O arguido foi, ainda, condenado a pagar a pagar aos demandantes civis a quantia de €4.013,58, acrescida de juros de mora desde o trânsito em julgado da sentença, à taxa legal em vigor a cada momento.
Inconformado o arguido recorreu da sentença para o Tribunal da Relação do Porto que, por decisão sumária da Desembargadora Relatora, proferida em 9 de Fevereiro de 2011, rejeitou o recurso por manifesta improcedência.
O arguido reclamou desta decisão para a conferência, tendo sido proferido Acórdão em 30 de Março de 2011 que julgou improcedente a reclamação.
O arguido recorreu então para o Tribunal Constitucional, tendo sido proferida decisão sumária em 6 de Setembro de 2011 que não julgou inconstitucional a norma constante do artigo 412.º, n.º 4, do Código de Processo Penal, com o sentido de que a falta, na motivação e nas conclusões de recurso em que se impugne matéria de facto, da indicação das passagens da gravação da prova oral que na perspectiva do recorrente impunham uma decisão diversa da recorrida, tem como efeito o não conhecimento desta matéria e a improcedência do recurso nessa parte, sem que ao recorrente se tenha que dar a oportunidade de suprir tal deficiência, tendo, em consequência, negado provimento ao recurso.
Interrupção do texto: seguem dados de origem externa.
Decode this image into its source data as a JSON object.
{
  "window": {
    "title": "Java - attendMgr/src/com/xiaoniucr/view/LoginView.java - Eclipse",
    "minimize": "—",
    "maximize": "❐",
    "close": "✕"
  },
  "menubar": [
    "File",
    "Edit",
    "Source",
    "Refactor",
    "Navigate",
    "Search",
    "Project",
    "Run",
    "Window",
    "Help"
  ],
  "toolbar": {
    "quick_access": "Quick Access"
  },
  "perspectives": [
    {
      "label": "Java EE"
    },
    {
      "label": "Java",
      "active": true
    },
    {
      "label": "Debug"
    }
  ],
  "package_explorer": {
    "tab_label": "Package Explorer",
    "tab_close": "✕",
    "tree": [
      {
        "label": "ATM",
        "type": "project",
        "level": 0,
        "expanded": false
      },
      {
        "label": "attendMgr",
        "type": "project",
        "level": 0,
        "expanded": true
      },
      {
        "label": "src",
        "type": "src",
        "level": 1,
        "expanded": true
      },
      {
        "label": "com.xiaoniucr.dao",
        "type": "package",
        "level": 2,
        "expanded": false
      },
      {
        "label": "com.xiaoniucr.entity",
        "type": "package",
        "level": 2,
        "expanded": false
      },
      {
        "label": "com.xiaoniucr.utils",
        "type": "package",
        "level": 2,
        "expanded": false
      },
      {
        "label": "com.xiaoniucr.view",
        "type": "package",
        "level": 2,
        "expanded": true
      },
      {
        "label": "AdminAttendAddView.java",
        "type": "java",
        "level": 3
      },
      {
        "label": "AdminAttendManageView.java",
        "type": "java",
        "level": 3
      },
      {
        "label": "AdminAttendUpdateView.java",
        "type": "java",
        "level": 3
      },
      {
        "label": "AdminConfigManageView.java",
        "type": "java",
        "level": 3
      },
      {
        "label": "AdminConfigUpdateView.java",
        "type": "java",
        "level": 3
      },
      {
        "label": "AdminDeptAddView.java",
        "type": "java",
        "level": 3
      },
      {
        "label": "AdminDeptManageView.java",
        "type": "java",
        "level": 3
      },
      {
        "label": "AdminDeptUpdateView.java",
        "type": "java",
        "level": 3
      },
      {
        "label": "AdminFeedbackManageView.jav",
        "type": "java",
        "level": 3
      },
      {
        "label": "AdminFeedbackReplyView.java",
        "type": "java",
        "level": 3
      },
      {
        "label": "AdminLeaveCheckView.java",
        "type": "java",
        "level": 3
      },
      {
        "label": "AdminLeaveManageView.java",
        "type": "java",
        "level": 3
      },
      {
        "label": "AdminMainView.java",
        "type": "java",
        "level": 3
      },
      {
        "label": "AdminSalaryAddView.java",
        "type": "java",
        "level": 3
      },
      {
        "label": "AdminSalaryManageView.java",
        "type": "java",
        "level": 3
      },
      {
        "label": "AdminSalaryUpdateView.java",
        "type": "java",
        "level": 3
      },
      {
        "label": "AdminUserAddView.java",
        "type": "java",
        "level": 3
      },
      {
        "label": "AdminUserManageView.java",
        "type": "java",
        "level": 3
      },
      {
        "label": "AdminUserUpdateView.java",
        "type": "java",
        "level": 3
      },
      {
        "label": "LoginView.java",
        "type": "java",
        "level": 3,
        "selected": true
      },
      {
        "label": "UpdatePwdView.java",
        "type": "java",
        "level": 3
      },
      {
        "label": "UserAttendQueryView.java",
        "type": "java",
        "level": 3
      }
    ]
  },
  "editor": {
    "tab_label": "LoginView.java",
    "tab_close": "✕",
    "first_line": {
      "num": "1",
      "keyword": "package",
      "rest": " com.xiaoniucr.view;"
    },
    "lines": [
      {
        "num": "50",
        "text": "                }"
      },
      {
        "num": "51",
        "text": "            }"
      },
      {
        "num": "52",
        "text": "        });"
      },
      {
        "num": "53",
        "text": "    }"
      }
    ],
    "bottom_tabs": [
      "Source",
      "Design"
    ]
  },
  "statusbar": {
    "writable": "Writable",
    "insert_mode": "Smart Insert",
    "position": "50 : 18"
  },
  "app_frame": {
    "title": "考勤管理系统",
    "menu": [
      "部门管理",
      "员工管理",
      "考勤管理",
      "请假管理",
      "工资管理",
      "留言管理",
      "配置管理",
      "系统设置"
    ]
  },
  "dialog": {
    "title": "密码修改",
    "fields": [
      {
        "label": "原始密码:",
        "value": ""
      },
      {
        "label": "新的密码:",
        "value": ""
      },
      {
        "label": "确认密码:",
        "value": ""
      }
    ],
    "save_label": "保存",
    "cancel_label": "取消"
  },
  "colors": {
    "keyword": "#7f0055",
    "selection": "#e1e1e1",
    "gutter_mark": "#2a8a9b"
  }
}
O Recorrente reclamou desta decisão para a conferência que por Acórdão proferido em 11 de Outubro de 2011 indeferiu a reclamação.
O Recorrente pediu a aclaração deste Acórdão, o que foi indeferido por decisão proferida em 16 de Novembro de 2011.
O Recorrente vem agora arguir a nulidade do Acórdão proferido em 11 de Outubro de 2011 invocando os seguintes fundamentos:
“O recorrente não pode deixar de, modestamente e no maior respeito pelos órgãos de soberania competentes para a administração da justiça, reivindicar e insistir convictamente no exercício do seu direito a uma autêntica e efectiva tutela jurisdicional.
Efectivamente,
O recorrente lutará por todos os meios ao seu alcance a recorrerá a todas as instâncias, nacionais e internacionais, até conseguir uma decisão que se pronuncie, sem ambiguidades nem subterfúgios, sobre a questão por si efectivamente suscitada neste Tribunal.
A este respeito,
O último Acórdão dos presentes considerou que “Desde logo não é apontada qualquer obscuridade ou ambiguidade da decisão mas sim uma pretensa omissão de pronúncia, pelo que não há lugar a qualquer aclaração.”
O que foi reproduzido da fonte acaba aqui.